Он рассказал о показушных военных играх, что обратил внимание на странности учений, но начальник Генштаба Егоров его не поддержал. Ворошилов стремился дистанцировать себя от Тухачевского, рассказывая факты о его чрезмерных требования и конфликте с Буденным. Потом он говорил о военном строительстве, что несмотря на вредительство, многое было сделано на пользу обороноспособности. Он отметил, что вредителям приходилось делать некоторые реальные успехи: «О боевой подготовке и о вредительстве в боевой подготовке. Я почти полностью это отрицаю. Говорят: «Раз они враги, почему им не вредить в боевой подготовке?» Если бы они были идиотами, они бы этим занимались и провалились бы давным-давно. Почему они были уважаемыми людьми? Потому что они много работали над оперативной работой. Они бы грош не стоили в глазах своих хозяев как агенты, если бы они не действовали так умело, если бы они не зарабатывали авторитет в глазах армии, которую они хотели вести против партии, против народа. Они горбом это зарабатывали».
Он еще говорил о боевой подготовке, затем об уставе, об проколах Грязнова, воинских званиях, снова говорил о врагах, их интригах, тем, кто им мог помогать. В конце он произнес напутственную речь, требуя работать на укрепление обороны страны и дела социализма. И, в самом конце Сталин просил рассмотреть возможность снисхождения к ряду заговорщиков:
«Сталин. Нескромный вопрос. Я думаю, что среди наших людей как по линии командной, так и по линии политической есть еще такие товарищи, которые случайно задеты.

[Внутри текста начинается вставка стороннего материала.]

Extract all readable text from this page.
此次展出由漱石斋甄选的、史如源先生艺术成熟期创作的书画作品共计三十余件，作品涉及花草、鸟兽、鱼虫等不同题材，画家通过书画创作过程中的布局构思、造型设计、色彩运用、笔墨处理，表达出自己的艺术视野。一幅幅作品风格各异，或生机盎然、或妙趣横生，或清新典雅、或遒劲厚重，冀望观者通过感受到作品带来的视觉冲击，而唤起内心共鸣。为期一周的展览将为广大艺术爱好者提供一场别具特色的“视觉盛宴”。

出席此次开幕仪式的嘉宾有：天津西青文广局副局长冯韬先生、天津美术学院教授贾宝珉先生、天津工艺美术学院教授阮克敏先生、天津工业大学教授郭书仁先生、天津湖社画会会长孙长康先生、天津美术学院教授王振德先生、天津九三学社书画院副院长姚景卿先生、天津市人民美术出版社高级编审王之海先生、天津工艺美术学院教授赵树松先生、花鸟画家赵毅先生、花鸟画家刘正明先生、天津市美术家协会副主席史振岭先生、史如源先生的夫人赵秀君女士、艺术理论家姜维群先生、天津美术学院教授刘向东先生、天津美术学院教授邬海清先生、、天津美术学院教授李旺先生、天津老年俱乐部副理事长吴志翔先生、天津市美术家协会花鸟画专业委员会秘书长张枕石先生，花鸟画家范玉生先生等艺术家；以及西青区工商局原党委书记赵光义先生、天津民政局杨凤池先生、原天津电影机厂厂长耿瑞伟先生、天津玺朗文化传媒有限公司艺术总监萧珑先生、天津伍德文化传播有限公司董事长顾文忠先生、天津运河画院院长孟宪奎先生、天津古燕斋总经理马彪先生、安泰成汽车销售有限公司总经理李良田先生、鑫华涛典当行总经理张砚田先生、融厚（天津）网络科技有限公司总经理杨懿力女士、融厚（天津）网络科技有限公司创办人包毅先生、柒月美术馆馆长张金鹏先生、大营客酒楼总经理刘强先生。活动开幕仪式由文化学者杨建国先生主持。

Рассказали ему что-нибудь, хотели вовлечь, пугали, шантажом брали. Хорошо внедрить такую практику, чтобы если такие люди придут и сами расскажут обо всем – простить их. Есть такие люди?
Голоса. Безусловно. Правильно.
Сталин. Пять лет работали, кое-кого задели случайно. Кое-кто есть из выжидающих, вот рассказать этим выжидающим, что дело проваливается. Таким людям нужно помочь с тем, чтобы их прощать.
Щаденко. Как прежде бандитам обещали прощение, если он сдаст оружие и придет с повинной.
Сталин. У этих и оружия нет. Может быть, они только знают о врагах, но не сообщают.
Ворошилов. Положение их, между прочим, неприглядное. Когда вы будете рассказывать и разъяснять, то надо рассказать, что теперь не один, так другой, не другой, так третий все равно расскажут, пусть лучше сами придут.
Сталин. Простить надо, даем слово простить, честное слово даем.
Щаденко. С Военного совета надо начинать. Кучинский и другие.
Кучинский. Тов. Ворошилов, я к этой группе не принадлежу, к той группе, о которой говорил т. Сталин. Я честный до конца.
Ворошилов. Вот и Мерецков. Этот пролетарий, черт возьми.